A poco más de estas dos horas, Tomatito, su gran escudero, abrió la puerta del camerino, y sin mediar palabra lo tomó del brazo y lo llevó casi arrastrado hasta el escenario, donde lo dejó sentado en la silla de mimbre que siempre utilizó. Y lo que vino después sólo puede ser comprendido gracias al duende lorquiano, o espíritu flamenco, o a la noche gitana que siempre vivió en las venas de Camarón. Tomatito, que lo conocía perfectamente, supo que Camarón estaba en otra parte. Llevaba así horas. Comenzó algo con la guitarra que muy posiblemente nunca volvió a ser escuchado, y jamás fue siquiera soñado en el escenario del Johnny. Tomatito supo que no consistía en traer a Camarón de su lado —solución demasiado fácil, y demasiado arriesgada, porque de percatarse que estaba de este lado hubiera huido de inmediato— sino de él mismo abrirse camino en ese lugar ya visitado donde estaba Camarón, en esa maraña de muerte y desolación que ya intuía, en esa gangrena que cargaba en su pulmón.
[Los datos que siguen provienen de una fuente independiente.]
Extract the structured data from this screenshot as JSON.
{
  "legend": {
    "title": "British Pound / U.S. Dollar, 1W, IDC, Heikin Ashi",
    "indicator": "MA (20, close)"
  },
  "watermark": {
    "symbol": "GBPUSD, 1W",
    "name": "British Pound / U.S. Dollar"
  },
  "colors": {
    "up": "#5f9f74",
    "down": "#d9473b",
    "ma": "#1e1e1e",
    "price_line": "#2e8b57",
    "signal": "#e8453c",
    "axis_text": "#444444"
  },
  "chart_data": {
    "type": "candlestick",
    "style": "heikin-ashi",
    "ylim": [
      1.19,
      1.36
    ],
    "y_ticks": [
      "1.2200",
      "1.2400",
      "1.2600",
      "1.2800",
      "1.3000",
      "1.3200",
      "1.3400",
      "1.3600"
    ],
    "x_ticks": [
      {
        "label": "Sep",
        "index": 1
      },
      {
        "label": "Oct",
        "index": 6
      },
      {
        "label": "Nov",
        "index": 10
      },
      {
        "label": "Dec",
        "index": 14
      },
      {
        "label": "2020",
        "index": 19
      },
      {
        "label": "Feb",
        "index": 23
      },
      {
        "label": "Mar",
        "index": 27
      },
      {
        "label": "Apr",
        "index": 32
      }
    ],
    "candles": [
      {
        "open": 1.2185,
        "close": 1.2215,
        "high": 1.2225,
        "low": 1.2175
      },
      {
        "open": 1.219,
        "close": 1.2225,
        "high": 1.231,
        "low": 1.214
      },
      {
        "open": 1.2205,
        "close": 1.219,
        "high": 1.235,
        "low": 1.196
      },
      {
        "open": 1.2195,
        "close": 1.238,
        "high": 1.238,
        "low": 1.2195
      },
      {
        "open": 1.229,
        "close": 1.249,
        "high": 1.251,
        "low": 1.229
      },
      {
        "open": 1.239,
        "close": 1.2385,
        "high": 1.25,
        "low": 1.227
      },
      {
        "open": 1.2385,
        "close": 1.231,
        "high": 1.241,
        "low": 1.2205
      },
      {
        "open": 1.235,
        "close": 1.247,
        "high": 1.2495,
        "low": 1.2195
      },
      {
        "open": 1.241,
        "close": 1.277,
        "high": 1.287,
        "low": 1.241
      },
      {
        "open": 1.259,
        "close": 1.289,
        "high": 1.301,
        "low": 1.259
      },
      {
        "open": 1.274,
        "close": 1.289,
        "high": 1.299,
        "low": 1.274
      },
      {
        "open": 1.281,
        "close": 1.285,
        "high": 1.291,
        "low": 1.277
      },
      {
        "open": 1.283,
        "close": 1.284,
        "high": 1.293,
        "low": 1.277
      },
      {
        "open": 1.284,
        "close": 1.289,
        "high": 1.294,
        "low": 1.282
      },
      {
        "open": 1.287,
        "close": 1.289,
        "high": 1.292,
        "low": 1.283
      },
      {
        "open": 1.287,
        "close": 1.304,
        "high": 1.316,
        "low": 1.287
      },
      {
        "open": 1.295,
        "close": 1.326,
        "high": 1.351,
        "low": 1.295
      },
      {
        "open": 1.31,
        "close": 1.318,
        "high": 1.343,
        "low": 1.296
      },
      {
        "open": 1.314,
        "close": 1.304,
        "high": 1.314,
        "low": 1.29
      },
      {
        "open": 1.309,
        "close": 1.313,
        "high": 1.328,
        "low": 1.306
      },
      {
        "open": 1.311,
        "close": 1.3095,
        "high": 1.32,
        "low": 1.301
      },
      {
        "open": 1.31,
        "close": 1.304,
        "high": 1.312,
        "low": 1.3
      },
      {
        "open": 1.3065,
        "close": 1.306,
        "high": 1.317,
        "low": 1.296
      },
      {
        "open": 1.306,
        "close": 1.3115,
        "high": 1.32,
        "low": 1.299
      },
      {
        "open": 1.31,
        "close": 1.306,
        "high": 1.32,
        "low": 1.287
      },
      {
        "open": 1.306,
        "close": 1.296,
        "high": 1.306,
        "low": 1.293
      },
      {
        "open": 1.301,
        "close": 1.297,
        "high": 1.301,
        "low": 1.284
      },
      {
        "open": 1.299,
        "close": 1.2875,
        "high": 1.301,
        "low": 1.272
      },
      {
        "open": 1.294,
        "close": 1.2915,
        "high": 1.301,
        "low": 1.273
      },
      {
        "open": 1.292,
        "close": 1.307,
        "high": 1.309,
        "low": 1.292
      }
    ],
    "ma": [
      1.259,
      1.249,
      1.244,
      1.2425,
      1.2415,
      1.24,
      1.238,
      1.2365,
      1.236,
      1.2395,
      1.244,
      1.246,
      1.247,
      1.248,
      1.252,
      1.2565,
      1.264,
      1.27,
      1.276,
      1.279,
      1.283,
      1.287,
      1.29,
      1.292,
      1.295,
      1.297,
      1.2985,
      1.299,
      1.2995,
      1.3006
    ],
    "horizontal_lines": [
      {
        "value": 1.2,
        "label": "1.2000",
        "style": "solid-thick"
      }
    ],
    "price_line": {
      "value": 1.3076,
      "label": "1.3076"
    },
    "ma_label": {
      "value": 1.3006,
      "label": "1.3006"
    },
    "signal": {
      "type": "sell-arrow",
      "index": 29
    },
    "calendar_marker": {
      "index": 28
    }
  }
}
Así que la guitarra que tocó fue imposible, inefable; ni sonó así la soleá por bulerías que grabó en su disco Rosas del amor; ni tampoco sonó así cuando, dos años antes, la tocó como introducción al concierto en Málaga. Escogió en realidad el repique de un caballo, la contención de quien quiere volar pero reconoce sus manos de campesino, la tristeza de quien está vivo y la añoranza de su próxima muerte. Se abre camino por el mundo de Camarón hasta que éste dejó salir un Olé: se trató del boleto de entrada, de la bienvenida, de la compañía. Camarón había dejado hace mucho de estar en este mundo, y Tomatito lo acompañó en el suyo durante su último concierto. Y despidió su compañía cantando Pa’ que quiero los dineros/si no me sirven pa’ na’,/ salud es lo que yo quiero/ y no la puedo comprar. Ante el jolgorio de un grupo de jóvenes, y sus repetidos olés, un patriarca gitano volteó su mirada y les dijo con aire de gravedad: “¡A callar, que en misa no se habla!” Camarón de la Isla murió a los cuatro meses en Badalona, asfixiado, sin voz, preguntándole a su madre qué era lo que tenía. Como si aún no lo hubiera comprendido; como si su cuerpo no fuera de este mundo.
En una de sus grandes respuestas, preguntado por Camarón, Paco de Lucía contestó: “Esa voz… todo lo que he compuesto y tocado en mi vida recoge lo que sentí escuchándolo cantar”. Una respuesta preciosa. El de Cádiz se presentará en el Palacio de los Deportes de Bogotá el próximo 24 de octubre. Esperemos que nos traiga algo de ese Camarón que nos embruja con la oscuridad de sus noches del alma.